Socjotechnika w rozwiązywaniu problemu ubóstwa.

Znaczenia słowa socjotechnika

Działanie indywidualne lub grupowe zmierzające do uzyskania pożądanego zachowania jednostek i grup społecznych.

Zespół dyrektyw dotyczących dokonywania racjonalnych przemian życia społecznego. Dyrektywy te, zwane dyrektywami socjotechnicznymi określają, jak przy pomocy odpowiednich środków dokonywać celowych przemian społecznych, opierając się przy tym na ocenach i wartościach społecznych.

Refleksja teoretyczna nad celowymi działaniami społecznymi, przyjmująca ich skuteczność za jedno z głównych kryteriów analizy.

Sztuka lub umiejętność skutecznego oddziaływania na innych.

Techniki stosowane w inżynierii społecznej

pozorny wybór – adept socjotechniki przedstawia podmiotom manipulacji kilka punktów widzenia, ale zdanie zgodne z jego poglądami w zawoalowany sposób ukazuje w bardziej pozytywnych świetle,

ośmieszanie – manipulator stara się ośmieszyć nieodpowiadające mu idee,

autorytatywne świadectwo – socjotechnik powołuje się na powszechnie akceptowany autorytet,

transfer (przeniesienie) – osoba manipulująca społecznością stara się skojarzyć swoje przesłanie z pozytywnym pojęciem ugruntowanym wśród jego odbiorów, często poprzez tworzenie zbitek słownych,

niezależne zdanie – adept inżynierii społecznej tak kształtuje przekaz, aby stworzyć wrażenie, że nie zależy mu na przekonaniu odbiorców do swojego zdania,

selekcja faktów – manipulator wybiera fakty tylko dla niego wygodne i pozwala odbiorcom na dostęp tylko do jego przekazów,

zamiana nazw (nowomowa) – socjotechnik tworzy nowe pojęcie, któremu nadaje silne tło emocjonalne, a potem wykorzystuje je masowo w konstruowaniu komunikatów przekazywanych manipulowanym osobom,

wskazywanie negatywnych grup odniesienia (wskazywanie wroga) – manipulator wskazuje wroga, który ma zagrażać grupie odbiorców jego przekazu, co pozwala na jej konsolidację wokół promowanych przez niego idei,

zdanie większości – adept inżynierii społecznej twierdzi, że jego zdanie podziela większość i twierdzi, że wszyscy swoi tak mówią,

kłamstwo – socjotechnik kłamie, ale stara się uprawdopodobnić swoje twierdzenia i ogranicza dostęp odbiorcy do innych źródeł informacji, łączy kłamstwa z prawdziwymi faktami,

tworzenie stereotypów – osoba manipulująca grupą tworzy stereotyp, a potem stale go używa, aby wzmocnić jego siłę,

powtarzanie sloganów – specjalista od socjotechniki wymyśla slogan, który stara się potem jak najbardziej rozpowszechnić,

kształtowanie tła emocjonalnego – osoba stosująca inżynierię społeczną stara się swój przekaz skojarzyć z elementami budzącymi pozytywne uczucia, poprzez tworzenie miłej atmosfery, czy pozytywnego tła.
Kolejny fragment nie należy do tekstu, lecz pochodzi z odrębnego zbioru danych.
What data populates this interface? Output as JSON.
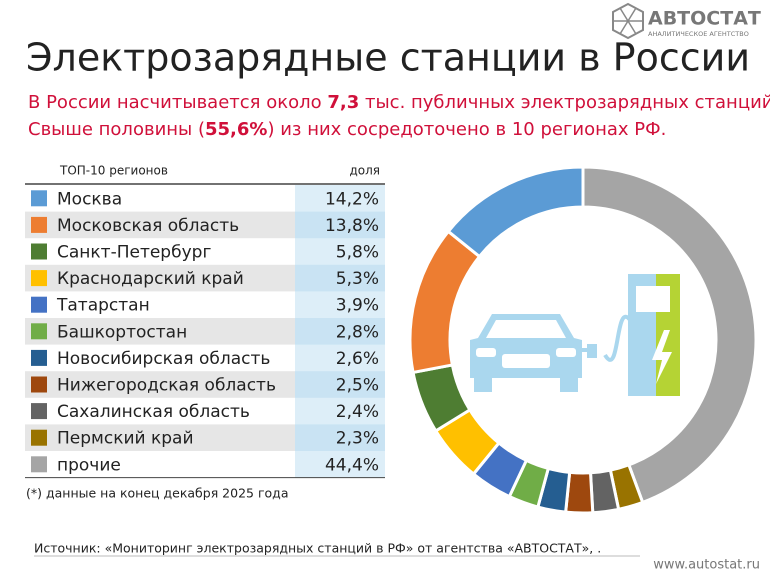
{
  "logo": {
    "name": "АВТОСТАТ",
    "tagline": "АНАЛИТИЧЕСКОЕ АГЕНТСТВО"
  },
  "subtitle": {
    "line1_start": "В России насчитывается около ",
    "line1_number": "7,3",
    "line1_end": " тыс. публичных электрозарядных станций.",
    "line1_mark": "*",
    "line2_start": "Свыше половины (",
    "line2_number": "55,6%",
    "line2_end": ") из них сосредоточено в 10 регионах РФ."
  },
  "footnote": "(*) данные на конец декабря 2025 года",
  "source": "Источник: «Мониторинг электрозарядных станций в РФ» от агентства «АВТОСТАТ», .",
  "url": "www.autostat.ru",
  "chart_data": {
    "type": "donut",
    "title": "Электрозарядные станции в России",
    "table_header": {
      "name": "ТОП-10 регионов",
      "value": "доля"
    },
    "categories": [
      "Москва",
      "Московская область",
      "Санкт-Петербург",
      "Краснодарский край",
      "Татарстан",
      "Башкортостан",
      "Новосибирская область",
      "Нижегородская область",
      "Сахалинская область",
      "Пермский край",
      "прочие"
    ],
    "values": [
      14.2,
      13.8,
      5.8,
      5.3,
      3.9,
      2.8,
      2.6,
      2.5,
      2.4,
      2.3,
      44.4
    ],
    "value_labels": [
      "14,2%",
      "13,8%",
      "5,8%",
      "5,3%",
      "3,9%",
      "2,8%",
      "2,6%",
      "2,5%",
      "2,4%",
      "2,3%",
      "44,4%"
    ],
    "colors": [
      "#5b9bd5",
      "#ed7d31",
      "#4e7d32",
      "#ffc000",
      "#4472c4",
      "#70ad47",
      "#255e91",
      "#9e480e",
      "#636363",
      "#997300",
      "#a5a5a5"
    ]
  }
}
Inżynieria społeczna - casus Indii i Chin
Oceny:10.06.2008.

Dwa najludniejsze państwa świata; Chiny i Indie stosują aborcje jako ważne narzędzie polityki ludnościowej.

W celu powstrzymania wzrostu liczby ludności w Chinach od 1979 r. obowiązuje polityka jednego dziecka. Jeszcze wcześniej bo w 1971 r., z tych samych powodów, zalegalizowały aborcję Indie. W obu krajach z powodów społeczno-kulturowych występuje silna preferencja posiadania dzieci-chłopców. Stąd problem selektywnej aborcji, która ze względu na olbrzymią łączną liczbę ludności Indii i Chin prowadzi do zaburzenia równowagi pomiędzy liczbą kobiet a mężczyzna w skali całego globu.

Indie
Legalna aborcja została wprowadzona w Indiach w 1971 r. głównie na skutek rosnących obaw związanych z niekontrolowanym wzrostem liczby ludności.

W Indiach od 1994 r. zakazane jest świadczenie i korzystanie z badan prenatalnych określających płeć płodu. Wynika to z rozpowszechnionego zjawiska tzw. selektywnej aborcji. Indyjskie rodziny częściej preferują potomstwo płci męskiej, więc przy milczącej aprobacie dużej części społeczeństwa wiele płodów płci żeńskiej poddawanych jest aborcji.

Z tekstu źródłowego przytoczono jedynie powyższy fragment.